Could have done otherwise. As a good determinist, Dan knows that we couldn’t have done otherwise in actual situations, but he denies this has relevance for human agency. What matters (is worth wanting), he says, is being able to pick out competent agents that can be held responsible. We do this by considering counterfactual situations: does the agent have enough degrees of freedom of action that, had the situation been somewhat different, he might or would have done otherwise? Fine, but pointing out that we couldn’t have done otherwise in actual situations – what Sam often adverts to in “rewinding the tape” – is also important since it gets at a fundamental truth about ourselves that many (most?) folks, being libertarians, don’t recognize.
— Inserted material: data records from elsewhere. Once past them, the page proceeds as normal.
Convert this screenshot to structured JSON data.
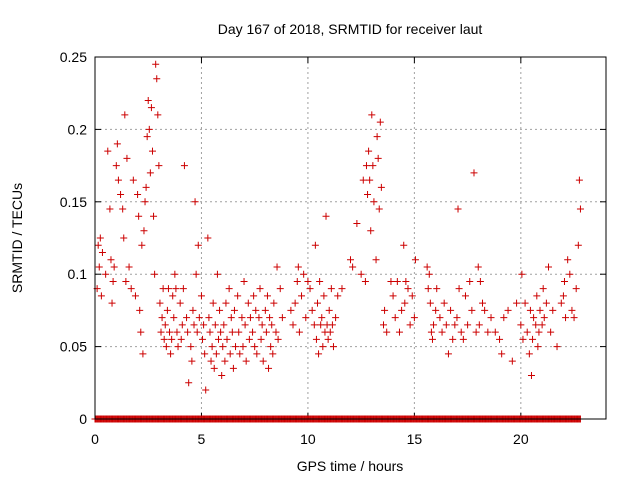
{
  "chart_data": {
    "type": "scatter",
    "title": "Day 167 of 2018, SRMTID for receiver laut",
    "xlabel": "GPS time / hours",
    "ylabel": "SRMTID / TECUs",
    "xlim": [
      0,
      24
    ],
    "ylim": [
      0,
      0.25
    ],
    "x_ticks": [
      "0",
      "5",
      "10",
      "15",
      "20"
    ],
    "y_ticks": [
      "0",
      "0.05",
      "0.1",
      "0.15",
      "0.2",
      "0.25"
    ],
    "grid": true,
    "marker": "plus",
    "color": "#cc0000",
    "x_range_data": [
      0.0,
      22.8
    ],
    "series": [
      {
        "name": "SRMTID",
        "points": [
          [
            0.1,
            0.09
          ],
          [
            0.15,
            0.12
          ],
          [
            0.2,
            0.105
          ],
          [
            0.25,
            0.125
          ],
          [
            0.3,
            0.085
          ],
          [
            0.35,
            0.115
          ],
          [
            0.5,
            0.1
          ],
          [
            0.6,
            0.185
          ],
          [
            0.7,
            0.145
          ],
          [
            0.75,
            0.11
          ],
          [
            0.8,
            0.08
          ],
          [
            0.85,
            0.095
          ],
          [
            0.9,
            0.105
          ],
          [
            1.0,
            0.175
          ],
          [
            1.05,
            0.19
          ],
          [
            1.1,
            0.165
          ],
          [
            1.2,
            0.155
          ],
          [
            1.3,
            0.145
          ],
          [
            1.35,
            0.125
          ],
          [
            1.4,
            0.21
          ],
          [
            1.45,
            0.095
          ],
          [
            1.5,
            0.18
          ],
          [
            1.6,
            0.105
          ],
          [
            1.7,
            0.09
          ],
          [
            1.8,
            0.165
          ],
          [
            1.9,
            0.085
          ],
          [
            2.0,
            0.155
          ],
          [
            2.05,
            0.14
          ],
          [
            2.1,
            0.075
          ],
          [
            2.15,
            0.06
          ],
          [
            2.2,
            0.12
          ],
          [
            2.25,
            0.045
          ],
          [
            2.3,
            0.13
          ],
          [
            2.35,
            0.15
          ],
          [
            2.4,
            0.16
          ],
          [
            2.45,
            0.195
          ],
          [
            2.5,
            0.22
          ],
          [
            2.55,
            0.2
          ],
          [
            2.6,
            0.17
          ],
          [
            2.65,
            0.215
          ],
          [
            2.7,
            0.185
          ],
          [
            2.75,
            0.14
          ],
          [
            2.8,
            0.1
          ],
          [
            2.85,
            0.245
          ],
          [
            2.9,
            0.235
          ],
          [
            2.95,
            0.21
          ],
          [
            3.0,
            0.175
          ],
          [
            3.05,
            0.08
          ],
          [
            3.1,
            0.06
          ],
          [
            3.15,
            0.07
          ],
          [
            3.2,
            0.09
          ],
          [
            3.25,
            0.055
          ],
          [
            3.3,
            0.065
          ],
          [
            3.35,
            0.05
          ],
          [
            3.4,
            0.075
          ],
          [
            3.45,
            0.09
          ],
          [
            3.5,
            0.06
          ],
          [
            3.55,
            0.045
          ],
          [
            3.6,
            0.055
          ],
          [
            3.65,
            0.085
          ],
          [
            3.7,
            0.07
          ],
          [
            3.75,
            0.1
          ],
          [
            3.8,
            0.09
          ],
          [
            3.85,
            0.06
          ],
          [
            3.9,
            0.05
          ],
          [
            4.0,
            0.08
          ],
          [
            4.05,
            0.055
          ],
          [
            4.1,
            0.065
          ],
          [
            4.15,
            0.09
          ],
          [
            4.2,
            0.175
          ],
          [
            4.3,
            0.07
          ],
          [
            4.35,
            0.06
          ],
          [
            4.4,
            0.025
          ],
          [
            4.5,
            0.05
          ],
          [
            4.55,
            0.04
          ],
          [
            4.6,
            0.075
          ],
          [
            4.65,
            0.065
          ],
          [
            4.7,
            0.15
          ],
          [
            4.75,
            0.1
          ],
          [
            4.8,
            0.06
          ],
          [
            4.85,
            0.12
          ],
          [
            4.9,
            0.07
          ],
          [
            5.0,
            0.085
          ],
          [
            5.05,
            0.055
          ],
          [
            5.1,
            0.065
          ],
          [
            5.15,
            0.045
          ],
          [
            5.2,
            0.02
          ],
          [
            5.3,
            0.125
          ],
          [
            5.35,
            0.07
          ],
          [
            5.4,
            0.06
          ],
          [
            5.45,
            0.04
          ],
          [
            5.5,
            0.05
          ],
          [
            5.55,
            0.08
          ],
          [
            5.6,
            0.035
          ],
          [
            5.65,
            0.065
          ],
          [
            5.7,
            0.045
          ],
          [
            5.75,
            0.1
          ],
          [
            5.8,
            0.055
          ],
          [
            5.85,
            0.075
          ],
          [
            5.9,
            0.06
          ],
          [
            5.95,
            0.03
          ],
          [
            6.0,
            0.05
          ],
          [
            6.05,
            0.065
          ],
          [
            6.1,
            0.04
          ],
          [
            6.15,
            0.08
          ],
          [
            6.2,
            0.055
          ],
          [
            6.3,
            0.09
          ],
          [
            6.35,
            0.045
          ],
          [
            6.4,
            0.07
          ],
          [
            6.45,
            0.06
          ],
          [
            6.5,
            0.035
          ],
          [
            6.55,
            0.075
          ],
          [
            6.6,
            0.05
          ],
          [
            6.7,
            0.085
          ],
          [
            6.75,
            0.06
          ],
          [
            6.8,
            0.045
          ],
          [
            6.9,
            0.07
          ],
          [
            6.95,
            0.05
          ],
          [
            7.0,
            0.095
          ],
          [
            7.05,
            0.065
          ],
          [
            7.1,
            0.04
          ],
          [
            7.2,
            0.08
          ],
          [
            7.25,
            0.055
          ],
          [
            7.3,
            0.07
          ],
          [
            7.4,
            0.06
          ],
          [
            7.45,
            0.085
          ],
          [
            7.5,
            0.05
          ],
          [
            7.55,
            0.075
          ],
          [
            7.6,
            0.045
          ],
          [
            7.7,
            0.07
          ],
          [
            7.75,
            0.09
          ],
          [
            7.8,
            0.055
          ],
          [
            7.85,
            0.065
          ],
          [
            7.9,
            0.04
          ],
          [
            8.0,
            0.075
          ],
          [
            8.05,
            0.06
          ],
          [
            8.1,
            0.085
          ],
          [
            8.15,
            0.035
          ],
          [
            8.2,
            0.07
          ],
          [
            8.25,
            0.05
          ],
          [
            8.3,
            0.065
          ],
          [
            8.35,
            0.045
          ],
          [
            8.4,
            0.08
          ],
          [
            8.5,
            0.06
          ],
          [
            8.55,
            0.105
          ],
          [
            8.6,
            0.055
          ],
          [
            8.7,
            0.09
          ],
          [
            8.8,
            0.07
          ],
          [
            9.2,
            0.075
          ],
          [
            9.3,
            0.065
          ],
          [
            9.4,
            0.08
          ],
          [
            9.5,
            0.095
          ],
          [
            9.55,
            0.105
          ],
          [
            9.6,
            0.06
          ],
          [
            9.7,
            0.085
          ],
          [
            9.8,
            0.1
          ],
          [
            9.9,
            0.07
          ],
          [
            10.0,
            0.095
          ],
          [
            10.1,
            0.09
          ],
          [
            10.2,
            0.075
          ],
          [
            10.3,
            0.065
          ],
          [
            10.35,
            0.12
          ],
          [
            10.4,
            0.055
          ],
          [
            10.45,
            0.08
          ],
          [
            10.5,
            0.045
          ],
          [
            10.55,
            0.095
          ],
          [
            10.6,
            0.065
          ],
          [
            10.65,
            0.07
          ],
          [
            10.7,
            0.05
          ],
          [
            10.75,
            0.085
          ],
          [
            10.8,
            0.06
          ],
          [
            10.85,
            0.14
          ],
          [
            10.9,
            0.065
          ],
          [
            10.95,
            0.055
          ],
          [
            11.0,
            0.075
          ],
          [
            11.05,
            0.06
          ],
          [
            11.1,
            0.09
          ],
          [
            11.15,
            0.065
          ],
          [
            11.2,
            0.05
          ],
          [
            11.3,
            0.07
          ],
          [
            11.4,
            0.085
          ],
          [
            11.6,
            0.09
          ],
          [
            12.0,
            0.11
          ],
          [
            12.1,
            0.105
          ],
          [
            12.3,
            0.135
          ],
          [
            12.5,
            0.1
          ],
          [
            12.6,
            0.165
          ],
          [
            12.7,
            0.095
          ],
          [
            12.75,
            0.175
          ],
          [
            12.8,
            0.155
          ],
          [
            12.85,
            0.185
          ],
          [
            12.9,
            0.165
          ],
          [
            12.95,
            0.13
          ],
          [
            13.0,
            0.21
          ],
          [
            13.05,
            0.175
          ],
          [
            13.1,
            0.15
          ],
          [
            13.2,
            0.11
          ],
          [
            13.25,
            0.195
          ],
          [
            13.3,
            0.18
          ],
          [
            13.35,
            0.145
          ],
          [
            13.4,
            0.205
          ],
          [
            13.45,
            0.16
          ],
          [
            13.55,
            0.065
          ],
          [
            13.6,
            0.075
          ],
          [
            13.7,
            0.06
          ],
          [
            13.9,
            0.095
          ],
          [
            14.0,
            0.085
          ],
          [
            14.1,
            0.07
          ],
          [
            14.2,
            0.095
          ],
          [
            14.3,
            0.06
          ],
          [
            14.4,
            0.075
          ],
          [
            14.5,
            0.12
          ],
          [
            14.55,
            0.08
          ],
          [
            14.6,
            0.095
          ],
          [
            14.7,
            0.09
          ],
          [
            14.8,
            0.065
          ],
          [
            14.9,
            0.085
          ],
          [
            15.0,
            0.07
          ],
          [
            15.05,
            0.11
          ],
          [
            15.6,
            0.105
          ],
          [
            15.65,
            0.09
          ],
          [
            15.7,
            0.1
          ],
          [
            15.75,
            0.08
          ],
          [
            15.8,
            0.06
          ],
          [
            15.85,
            0.055
          ],
          [
            15.9,
            0.065
          ],
          [
            16.0,
            0.075
          ],
          [
            16.05,
            0.09
          ],
          [
            16.2,
            0.07
          ],
          [
            16.3,
            0.06
          ],
          [
            16.4,
            0.08
          ],
          [
            16.5,
            0.065
          ],
          [
            16.6,
            0.045
          ],
          [
            16.7,
            0.075
          ],
          [
            16.8,
            0.055
          ],
          [
            16.9,
            0.065
          ],
          [
            17.0,
            0.07
          ],
          [
            17.05,
            0.145
          ],
          [
            17.1,
            0.09
          ],
          [
            17.2,
            0.06
          ],
          [
            17.3,
            0.055
          ],
          [
            17.4,
            0.085
          ],
          [
            17.5,
            0.065
          ],
          [
            17.6,
            0.095
          ],
          [
            17.7,
            0.075
          ],
          [
            17.8,
            0.17
          ],
          [
            17.9,
            0.06
          ],
          [
            18.0,
            0.105
          ],
          [
            18.05,
            0.065
          ],
          [
            18.1,
            0.095
          ],
          [
            18.2,
            0.08
          ],
          [
            18.3,
            0.075
          ],
          [
            18.45,
            0.06
          ],
          [
            18.6,
            0.07
          ],
          [
            18.8,
            0.06
          ],
          [
            19.0,
            0.055
          ],
          [
            19.1,
            0.045
          ],
          [
            19.2,
            0.07
          ],
          [
            19.4,
            0.075
          ],
          [
            19.6,
            0.04
          ],
          [
            19.8,
            0.08
          ],
          [
            20.0,
            0.065
          ],
          [
            20.05,
            0.1
          ],
          [
            20.1,
            0.055
          ],
          [
            20.2,
            0.08
          ],
          [
            20.3,
            0.06
          ],
          [
            20.4,
            0.045
          ],
          [
            20.45,
            0.075
          ],
          [
            20.5,
            0.03
          ],
          [
            20.55,
            0.055
          ],
          [
            20.6,
            0.07
          ],
          [
            20.7,
            0.065
          ],
          [
            20.75,
            0.085
          ],
          [
            20.8,
            0.05
          ],
          [
            20.85,
            0.06
          ],
          [
            20.9,
            0.075
          ],
          [
            21.0,
            0.065
          ],
          [
            21.05,
            0.09
          ],
          [
            21.1,
            0.07
          ],
          [
            21.2,
            0.08
          ],
          [
            21.3,
            0.105
          ],
          [
            21.4,
            0.06
          ],
          [
            21.5,
            0.075
          ],
          [
            21.7,
            0.05
          ],
          [
            21.9,
            0.08
          ],
          [
            22.0,
            0.085
          ],
          [
            22.05,
            0.095
          ],
          [
            22.1,
            0.07
          ],
          [
            22.2,
            0.11
          ],
          [
            22.3,
            0.1
          ],
          [
            22.4,
            0.075
          ],
          [
            22.5,
            0.07
          ],
          [
            22.6,
            0.09
          ],
          [
            22.7,
            0.12
          ],
          [
            22.75,
            0.165
          ],
          [
            22.8,
            0.145
          ]
        ]
      }
    ]
  }
}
Getting the word out about this can help to soften retributive and punitive attitudes based in the idea that we are miniature first causes and ultimate self-shapers. This isn’t Dan’s concern, but as Sam rightly says libertarianism is the central issue when it comes to naturalizing agency (so to that extent Dan is “failing to interact with some core features” of folk free will). The truths of neuroscience are compatible with much but not all of most folks’ understanding of responsibility and desert and the ways in which we currently treat each other.
Explanation and excuses. Sam argues there’s something exculpatory about determinism and not being ultimately self-caused. But as Dan points out, cosmic bad luck and being the end result of an explanatory causal chain don’t count as excuses when standing in the dock. But it’s still important to see that the person standing there is cosmically and perhaps locally unlucky to have been determined to become a responsible agent that made a bad choice. There’s no way in the actual world that he could have turned out or acted otherwise in a way that would have been up to him. This is so even though his actions are up to (controlled by) him as a reasons-responsive, deterrable agent. So our status as responsible agents doesn’t obviate the fact that some of us are simply cosmically unlucky to end up like Madoff, a point Dan never concedes despite Sam’s constant adverting to determinism.
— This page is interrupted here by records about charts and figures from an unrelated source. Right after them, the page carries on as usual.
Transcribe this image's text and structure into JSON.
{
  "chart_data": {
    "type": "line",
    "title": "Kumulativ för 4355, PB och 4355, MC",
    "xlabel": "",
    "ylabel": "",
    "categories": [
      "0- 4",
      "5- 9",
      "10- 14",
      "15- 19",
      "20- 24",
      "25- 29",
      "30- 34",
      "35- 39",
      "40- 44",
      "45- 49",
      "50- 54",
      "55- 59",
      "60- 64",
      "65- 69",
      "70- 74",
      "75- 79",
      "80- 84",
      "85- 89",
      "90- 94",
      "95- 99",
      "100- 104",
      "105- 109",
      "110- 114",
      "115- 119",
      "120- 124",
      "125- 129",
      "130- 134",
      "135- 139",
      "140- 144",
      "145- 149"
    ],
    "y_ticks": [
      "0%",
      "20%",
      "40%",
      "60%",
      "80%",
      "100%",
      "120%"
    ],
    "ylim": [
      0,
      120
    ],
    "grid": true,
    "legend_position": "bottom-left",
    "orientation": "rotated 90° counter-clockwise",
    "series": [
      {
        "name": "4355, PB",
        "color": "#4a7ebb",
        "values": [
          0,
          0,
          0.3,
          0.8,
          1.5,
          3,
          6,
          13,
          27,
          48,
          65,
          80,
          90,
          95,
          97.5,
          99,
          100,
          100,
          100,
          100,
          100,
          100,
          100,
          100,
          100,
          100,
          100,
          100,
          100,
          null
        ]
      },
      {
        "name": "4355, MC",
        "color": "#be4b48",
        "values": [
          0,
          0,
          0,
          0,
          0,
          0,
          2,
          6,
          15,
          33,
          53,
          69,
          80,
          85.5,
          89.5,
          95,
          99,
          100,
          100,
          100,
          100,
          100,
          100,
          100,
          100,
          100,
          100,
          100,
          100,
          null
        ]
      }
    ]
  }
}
Self-shaping. Dan argues that we are proximate, do-it-yourself, self-shapers even though we’re not ultimately self-originated. True, but pointing this out can be used to deflect attention from the fact that the course of self-authorship is completely set by factors outside one’s control. Some of us are lucky to have been bequeathed the biological and environmental conditions that produce good choices in setting our priorities and habits, and then in controlling our actions to good ends. And as Dan says, some people fail miserably at this – they are the unlucky ones. To deny that luck swallows everything, that it goes all the way down, including the process and outcomes of self-formation, is to assert that we stand outside natural law. Drawing attention to proximate self-formation and proclaiming the duty to become a good citizen are fine but shouldn’t be used to hide or downplay the big deterministic picture.
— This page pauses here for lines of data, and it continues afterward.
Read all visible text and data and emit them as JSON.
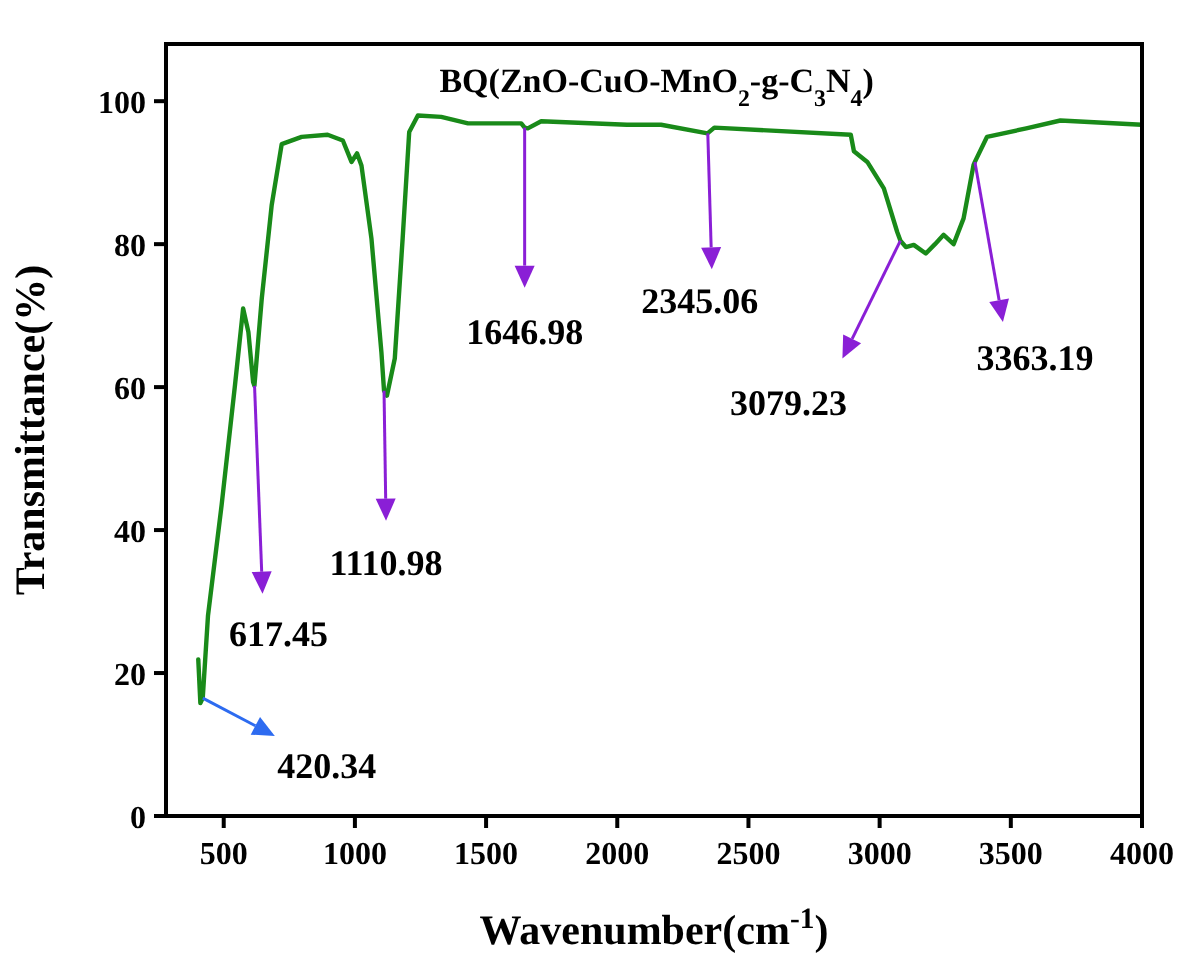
{
  "chart_data": {
    "type": "line",
    "title": "BQ(ZnO-CuO-MnO$_{2}$-g-C$_{3}$N$_{4}$)",
    "xlabel": "Wavenumber(cm$^{-1}$)",
    "ylabel": "Transmittance(%)",
    "xlim": [
      280,
      4000
    ],
    "ylim": [
      0,
      108
    ],
    "xticks": [
      500,
      1000,
      1500,
      2000,
      2500,
      3000,
      3500,
      4000
    ],
    "yticks": [
      0,
      20,
      40,
      60,
      80,
      100
    ],
    "grid": false,
    "marker": "none",
    "line_style": "solid",
    "series": [
      {
        "color": "#198a19",
        "x": [
          403,
          411,
          420,
          440,
          492,
          543,
          574,
          594,
          612,
          617,
          645,
          683,
          721,
          797,
          896,
          954,
          987,
          1008,
          1025,
          1063,
          1101,
          1111,
          1122,
          1152,
          1182,
          1207,
          1240,
          1329,
          1431,
          1634,
          1647,
          1659,
          1710,
          2037,
          2167,
          2344,
          2370,
          2890,
          2902,
          2953,
          3016,
          3067,
          3079,
          3100,
          3130,
          3176,
          3211,
          3244,
          3282,
          3320,
          3358,
          3363,
          3409,
          3559,
          3689,
          3999
        ],
        "values": [
          21.9,
          15.8,
          16.5,
          28,
          43.5,
          60.3,
          71,
          67.7,
          60.7,
          60.2,
          72.4,
          85.5,
          94,
          95,
          95.3,
          94.5,
          91.5,
          92.7,
          91,
          80.8,
          64.9,
          59.5,
          58.8,
          64,
          80.8,
          95.7,
          98,
          97.8,
          96.9,
          96.9,
          96.3,
          96.2,
          97.2,
          96.7,
          96.7,
          95.5,
          96.3,
          95.3,
          93,
          91.5,
          87.8,
          81.7,
          80.5,
          79.6,
          79.9,
          78.7,
          80,
          81.3,
          80,
          83.6,
          91.1,
          91.5,
          95,
          96.2,
          97.3,
          96.7
        ]
      }
    ],
    "annotations": [
      {
        "text": "420.34",
        "x": 420.34,
        "y": 16.5
      },
      {
        "text": "617.45",
        "x": 617.45,
        "y": 60.2
      },
      {
        "text": "1110.98",
        "x": 1110.98,
        "y": 59.5
      },
      {
        "text": "1646.98",
        "x": 1646.98,
        "y": 96.3
      },
      {
        "text": "2345.06",
        "x": 2345.06,
        "y": 95.5
      },
      {
        "text": "3079.23",
        "x": 3079.23,
        "y": 80.5
      },
      {
        "text": "3363.19",
        "x": 3363.19,
        "y": 91.5
      }
    ]
  }
}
Control and consciousness. Dan claims rightly that we are pretty decent controllers even if we aren’t ultimately in control or in control of everything. We’re not in control of our brains since we are our brains, but such is the necessary fate of any autonomous cognitive system. The system controls its behavior and some downstream effects, not its own control processes except as they become targets of meta-control over time (Dan: at the “temporally macro level”). That consciousness might lag or not be privy to its neural antecedents is no threat to agency, although it does help overthrow the intuition that we exist as immaterial controllers. The neural processes associated with consciousness obviously play crucial roles in behavior control, even though the causal role of experience itself is contested. In any case, we’re not passive puppets but active agents with robust causal powers.
Consequentialism and criminal justice. Both Sam and Dan endorse a consequentialist, pragmatic conception of responsibility and criminal justice. Dan emphasizes the need for punishment for general deterrence and maintaining respect for the law, but with reasonable and revisable excusing conditions. Although he concedes the necessity of punishment, Sam is more concerned to point out the fully determined, unlucky, non-ultimately self-authored status of offenders, which should help to reduce punitive attitudes based in libertarianism and motivate a shift from retributivism to a more humane consequentialism. Lack of libertarian agency - the revolution in our self-concept driven by naturalism - doesn’t count as an excuse, but it does require we rethink our justifications for punishment and the nature of desert.
1 Comments:
Thank you Tom. You summarise significant points, whilst highlighting the implications of our lacking contra-causal or libertarian free will.